Robert thought again about the file. "According to the lead detective, Carolyn was overheard talking on the phone during her afternoon break—at 3:00. Phone records indicate that the call came from a pay phone on the docks. Just to confirm, she wasn't talking to you?"
Stephen shook his head. "No. I was still at work. And I have no idea who she could have been speaking to."
"Her colleague said that Carolyn seemed happy and excited. And according to that colleague, when he entered, she lowered her voice, like she didn't want him to overhear something."
Stephen shook his head again. "I don't know what that might have been about." But Robert noticed that something in his movement and expression seemed off. Stephen knew more than he was telling.

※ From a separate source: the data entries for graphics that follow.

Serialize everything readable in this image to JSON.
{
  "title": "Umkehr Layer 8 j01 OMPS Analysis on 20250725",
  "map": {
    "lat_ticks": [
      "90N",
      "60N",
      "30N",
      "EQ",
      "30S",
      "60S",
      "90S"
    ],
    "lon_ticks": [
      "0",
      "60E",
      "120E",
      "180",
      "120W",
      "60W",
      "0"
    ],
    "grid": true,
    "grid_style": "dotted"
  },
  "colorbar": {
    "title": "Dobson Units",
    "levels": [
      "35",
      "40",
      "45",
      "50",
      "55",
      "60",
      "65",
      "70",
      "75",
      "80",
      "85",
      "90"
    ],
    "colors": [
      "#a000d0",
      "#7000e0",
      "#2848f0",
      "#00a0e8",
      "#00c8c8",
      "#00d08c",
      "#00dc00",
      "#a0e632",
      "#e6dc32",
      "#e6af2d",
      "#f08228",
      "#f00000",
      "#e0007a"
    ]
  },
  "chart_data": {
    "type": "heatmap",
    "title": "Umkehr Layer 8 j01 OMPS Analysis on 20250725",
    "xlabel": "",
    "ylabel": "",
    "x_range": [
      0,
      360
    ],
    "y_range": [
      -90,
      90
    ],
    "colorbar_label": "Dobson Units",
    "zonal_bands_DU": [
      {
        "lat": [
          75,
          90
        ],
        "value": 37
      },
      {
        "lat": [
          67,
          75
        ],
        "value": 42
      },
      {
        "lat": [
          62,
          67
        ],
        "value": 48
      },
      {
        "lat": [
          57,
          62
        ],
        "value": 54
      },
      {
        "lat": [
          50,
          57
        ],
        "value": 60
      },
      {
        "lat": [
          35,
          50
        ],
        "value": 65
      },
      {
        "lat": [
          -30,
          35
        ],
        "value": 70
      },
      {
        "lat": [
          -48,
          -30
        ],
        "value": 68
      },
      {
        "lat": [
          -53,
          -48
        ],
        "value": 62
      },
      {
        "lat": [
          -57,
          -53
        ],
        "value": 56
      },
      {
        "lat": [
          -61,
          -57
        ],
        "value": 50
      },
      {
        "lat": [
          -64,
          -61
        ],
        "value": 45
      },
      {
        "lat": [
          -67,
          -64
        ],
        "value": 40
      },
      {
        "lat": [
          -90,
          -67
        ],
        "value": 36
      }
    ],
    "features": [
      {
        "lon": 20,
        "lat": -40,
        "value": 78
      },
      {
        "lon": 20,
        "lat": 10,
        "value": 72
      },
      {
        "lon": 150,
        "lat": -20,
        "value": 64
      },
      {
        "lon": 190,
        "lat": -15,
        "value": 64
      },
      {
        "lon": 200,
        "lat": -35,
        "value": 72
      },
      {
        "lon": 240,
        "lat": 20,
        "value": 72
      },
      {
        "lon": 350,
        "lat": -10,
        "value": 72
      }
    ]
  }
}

Robert decided to try to distract him. "Did you bring those photographs I asked for?"
Anna poured herself another cup of tea before attempting to answer her daughter's question. "Robert isn't a problem, Robin. And he hasn't done anything to create trouble between Duke and me. We've done that ourselves. We're not the same people we were when we were first together. We've agreed to try again, but we both knew it would be hard."
Robin looked her mother in the eye. "But Dad's here now as well, and you two were also together, and more recently than you and Duke. You remarried Dad after Duke died, or was supposed to have died, and before Faison kidnapped you. As I remember it, you were both happier than I'd ever seen you before. And then when Dad was sick, I know you reconnected again. That is, until he was a complete jerk and left for treatment in Switzerland without you."
Anna smiled sadly. "He did that for good reason, and you know it. He was too proud to accept my help."
"Whatever." Robin rolled her eyes. "You're being too generous to him as usual. I'm just saying that it's completely understandable if you're feeling conflicted right now. You did tell me at Christmas that you love both Dad and Duke. If you're trying to decide between the two of them, you need to do what you said you would in just this kind of situation: you need to ask yourself who you want to build a life with."
"Build a life with?" Anna asked, incredulous. "I said that, faced with a choice between the two of them thirty years ago, I would have asked myself that question. But our conversation was completely hypothetical: I was never faced with that choice in the past. And now, let's be frank, the three of us are far too long-in-the-tooth to be 'building a life' with anyone."
Robin looked at Anna sadly. "Good grief, Mom, you aren't dead yet. You can't think like that. Why not talk about building a life? Why not ask yourself who you want to spend the rest of your life with? When you think about the prospect of being with Dad, or with Duke, which gets you most excited? Which makes your pulse race? Which makes your hands sweat?" Robin laughed. "Because, you know, you could have either of them. The choice is yours. That hypothetical situation you described at Christmas is, in fact, reality."
Anna became even more uncomfortable. "Robin, I told you that your father would never put me in the position of having to choose between him and Duke. And anyway, I doubt Robert has any serious interest in revisiting a relationship with me."
Robin smiled crookedly and cocked her head to one side. "Oh Mom, it's painfully obvious that Dad's pining for you. He has been for years. The difference now, I think, is that he's actually realized it."
Anna didn't know what to say, and so Robin continued.
"By the way, what happened on New Year's Eve? Because it was pretty obvious at our brunch that you and Dad spent the evening together. Did you have fun? It seemed like you did."
After a beat Anna smiled at her daughter, looked down at her tea cup and swirled the leaves at the bottom. "Yeah," she admitted. "We did. We really did."